Now that you know the fundamentals of asset tokenization, let’s learn more about the types of tokens. Here are the types of tokens in the blockchain world for different assets:
- Tangible Tokens (TT): represent a collection of assets with specific monetary value as well as general availability in physical form.
- Fungible Tokens (FT): Refers to digital assets created in such a way that all tokens have the same value. This means that one Bitcoin is equal to one Bitcoin, and users can trade it with a single Bitcoin.
- Non-fungible Tokens (NFT): Are another major concern in asset tokenization. Non-fungible actives generally have unique characteristics and are not interchangeable. This scarcity-based token gives the buyer a sense of possession of a rare asset (mostly an art work).
The rapid scale of digitization is calling for companies in different industries to consider tokenization of assets.
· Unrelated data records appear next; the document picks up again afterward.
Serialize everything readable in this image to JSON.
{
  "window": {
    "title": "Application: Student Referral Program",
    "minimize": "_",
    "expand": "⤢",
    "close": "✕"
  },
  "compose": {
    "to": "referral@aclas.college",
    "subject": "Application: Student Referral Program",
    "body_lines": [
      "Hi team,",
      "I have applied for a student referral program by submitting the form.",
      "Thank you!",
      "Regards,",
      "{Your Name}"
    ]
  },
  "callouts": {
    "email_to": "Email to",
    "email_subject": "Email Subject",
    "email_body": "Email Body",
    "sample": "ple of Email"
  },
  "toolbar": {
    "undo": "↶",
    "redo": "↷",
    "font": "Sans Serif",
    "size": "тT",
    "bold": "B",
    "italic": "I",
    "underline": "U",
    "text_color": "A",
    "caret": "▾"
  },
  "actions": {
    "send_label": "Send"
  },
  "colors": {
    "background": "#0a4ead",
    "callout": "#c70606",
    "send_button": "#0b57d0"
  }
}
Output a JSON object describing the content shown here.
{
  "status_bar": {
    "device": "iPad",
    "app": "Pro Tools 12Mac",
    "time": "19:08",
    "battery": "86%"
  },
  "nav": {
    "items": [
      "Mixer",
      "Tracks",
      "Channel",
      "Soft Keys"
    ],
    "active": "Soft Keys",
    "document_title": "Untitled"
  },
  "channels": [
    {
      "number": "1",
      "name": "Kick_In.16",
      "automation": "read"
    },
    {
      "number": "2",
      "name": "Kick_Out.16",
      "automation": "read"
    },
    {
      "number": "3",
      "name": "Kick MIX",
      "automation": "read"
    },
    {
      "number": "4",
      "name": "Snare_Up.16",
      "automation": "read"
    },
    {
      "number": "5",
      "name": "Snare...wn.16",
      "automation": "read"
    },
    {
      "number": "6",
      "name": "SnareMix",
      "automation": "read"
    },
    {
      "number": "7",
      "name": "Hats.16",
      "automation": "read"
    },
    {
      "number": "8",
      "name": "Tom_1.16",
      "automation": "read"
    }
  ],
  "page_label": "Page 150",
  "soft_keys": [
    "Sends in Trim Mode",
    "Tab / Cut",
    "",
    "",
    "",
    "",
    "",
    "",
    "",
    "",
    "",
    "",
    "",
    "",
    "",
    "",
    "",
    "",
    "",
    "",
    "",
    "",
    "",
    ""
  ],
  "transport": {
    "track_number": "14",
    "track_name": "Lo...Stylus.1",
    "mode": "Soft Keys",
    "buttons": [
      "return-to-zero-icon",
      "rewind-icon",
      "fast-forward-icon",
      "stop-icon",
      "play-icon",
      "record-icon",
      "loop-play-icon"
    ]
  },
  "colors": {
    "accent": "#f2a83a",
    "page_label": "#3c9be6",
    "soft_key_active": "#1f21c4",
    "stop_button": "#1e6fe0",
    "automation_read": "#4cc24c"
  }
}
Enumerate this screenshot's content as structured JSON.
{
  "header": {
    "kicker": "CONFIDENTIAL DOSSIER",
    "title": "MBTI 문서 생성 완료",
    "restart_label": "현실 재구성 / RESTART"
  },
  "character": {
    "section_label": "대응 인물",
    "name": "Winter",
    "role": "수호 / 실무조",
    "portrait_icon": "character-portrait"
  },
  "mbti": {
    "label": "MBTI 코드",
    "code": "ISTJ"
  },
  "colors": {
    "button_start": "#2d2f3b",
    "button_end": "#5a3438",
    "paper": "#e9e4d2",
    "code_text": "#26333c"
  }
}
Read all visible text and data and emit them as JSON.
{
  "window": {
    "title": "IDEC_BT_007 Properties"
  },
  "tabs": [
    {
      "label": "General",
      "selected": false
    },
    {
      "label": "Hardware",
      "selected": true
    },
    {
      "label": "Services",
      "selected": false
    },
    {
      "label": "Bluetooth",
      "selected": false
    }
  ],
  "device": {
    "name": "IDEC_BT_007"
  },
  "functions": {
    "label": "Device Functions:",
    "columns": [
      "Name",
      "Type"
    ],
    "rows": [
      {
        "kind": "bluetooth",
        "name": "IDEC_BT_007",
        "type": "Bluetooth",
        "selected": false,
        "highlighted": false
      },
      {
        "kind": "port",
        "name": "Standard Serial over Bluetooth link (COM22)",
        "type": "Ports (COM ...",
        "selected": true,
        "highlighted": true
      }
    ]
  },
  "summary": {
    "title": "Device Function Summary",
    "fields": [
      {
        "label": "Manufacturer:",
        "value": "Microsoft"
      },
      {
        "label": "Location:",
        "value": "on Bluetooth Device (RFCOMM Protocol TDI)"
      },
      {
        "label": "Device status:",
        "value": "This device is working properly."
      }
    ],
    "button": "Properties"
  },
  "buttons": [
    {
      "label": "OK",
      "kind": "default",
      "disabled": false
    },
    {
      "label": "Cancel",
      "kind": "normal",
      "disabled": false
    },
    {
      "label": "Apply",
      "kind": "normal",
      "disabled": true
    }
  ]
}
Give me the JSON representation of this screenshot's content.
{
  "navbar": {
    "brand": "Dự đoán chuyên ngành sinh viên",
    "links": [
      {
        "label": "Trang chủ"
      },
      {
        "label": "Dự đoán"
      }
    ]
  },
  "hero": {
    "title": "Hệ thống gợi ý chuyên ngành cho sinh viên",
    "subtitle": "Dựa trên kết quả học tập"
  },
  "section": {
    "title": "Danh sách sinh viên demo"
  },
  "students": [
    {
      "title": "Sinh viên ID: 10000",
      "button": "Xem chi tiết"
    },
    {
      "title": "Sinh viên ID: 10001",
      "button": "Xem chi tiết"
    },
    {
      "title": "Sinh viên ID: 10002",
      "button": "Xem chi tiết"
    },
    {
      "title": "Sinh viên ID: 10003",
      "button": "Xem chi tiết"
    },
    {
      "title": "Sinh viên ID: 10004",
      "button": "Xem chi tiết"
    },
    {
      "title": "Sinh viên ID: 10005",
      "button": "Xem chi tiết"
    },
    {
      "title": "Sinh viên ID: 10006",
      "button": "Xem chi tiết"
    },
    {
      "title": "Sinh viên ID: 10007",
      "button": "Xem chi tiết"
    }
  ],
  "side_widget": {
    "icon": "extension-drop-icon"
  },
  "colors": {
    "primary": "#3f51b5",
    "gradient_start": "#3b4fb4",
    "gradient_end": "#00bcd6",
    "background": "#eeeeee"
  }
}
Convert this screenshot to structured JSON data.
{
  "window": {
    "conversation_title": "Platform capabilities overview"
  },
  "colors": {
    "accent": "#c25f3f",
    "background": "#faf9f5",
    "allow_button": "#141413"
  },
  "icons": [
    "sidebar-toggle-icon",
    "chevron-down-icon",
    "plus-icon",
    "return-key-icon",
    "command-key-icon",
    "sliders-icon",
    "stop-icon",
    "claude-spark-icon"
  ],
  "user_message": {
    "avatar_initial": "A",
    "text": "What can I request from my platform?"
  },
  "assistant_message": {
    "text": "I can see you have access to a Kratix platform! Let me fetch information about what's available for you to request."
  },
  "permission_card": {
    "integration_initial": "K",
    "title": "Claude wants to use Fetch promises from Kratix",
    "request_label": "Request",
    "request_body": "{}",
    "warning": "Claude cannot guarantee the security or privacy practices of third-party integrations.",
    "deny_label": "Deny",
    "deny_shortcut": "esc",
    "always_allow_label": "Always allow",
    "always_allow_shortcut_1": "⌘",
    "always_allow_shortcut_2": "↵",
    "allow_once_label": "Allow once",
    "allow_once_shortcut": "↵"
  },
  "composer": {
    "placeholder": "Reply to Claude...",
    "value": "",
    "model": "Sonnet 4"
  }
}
In addition, tokenization can also bring benefits at the individual level, thus enhancing their relevance in the existing market. With many security and transparency issues plaguing the existing asset management industry, it makes sense to go for assets tokenized with blockchain technology. Over time, tokenized assets would become one of the dominant instruments in a digital economy.
Accordingly, aware of the importance of tokenisation, Finterra’s Gallactic Blockchain is designed to allow for the Tokenization of different assets such as real estate, lands, gold, etc. As a non-fungible token, FinToken offered by Finterra represent parts of assets in real life. The architecture of this internally developed broken allows it to be issued and exchanged on a primary and secondary market.
Tokenization of previously impossible assets opens the possibility of programming money tied to real-world value. Not so far in the future, we will own physical assets with people we have never met before. We can divide the risks by investing in tranches of more than one sector. And most importantly, redefine and reinvent the way value is created.
In summary, tokenization plays a transformative role in asset management, slowly but surely entering many markets, democratizing them and making them safer and more equitable. Asset tokenization is no longer seen as a temporary phenomenon as businesses, startups and individuals continue to find new assets to tokenized.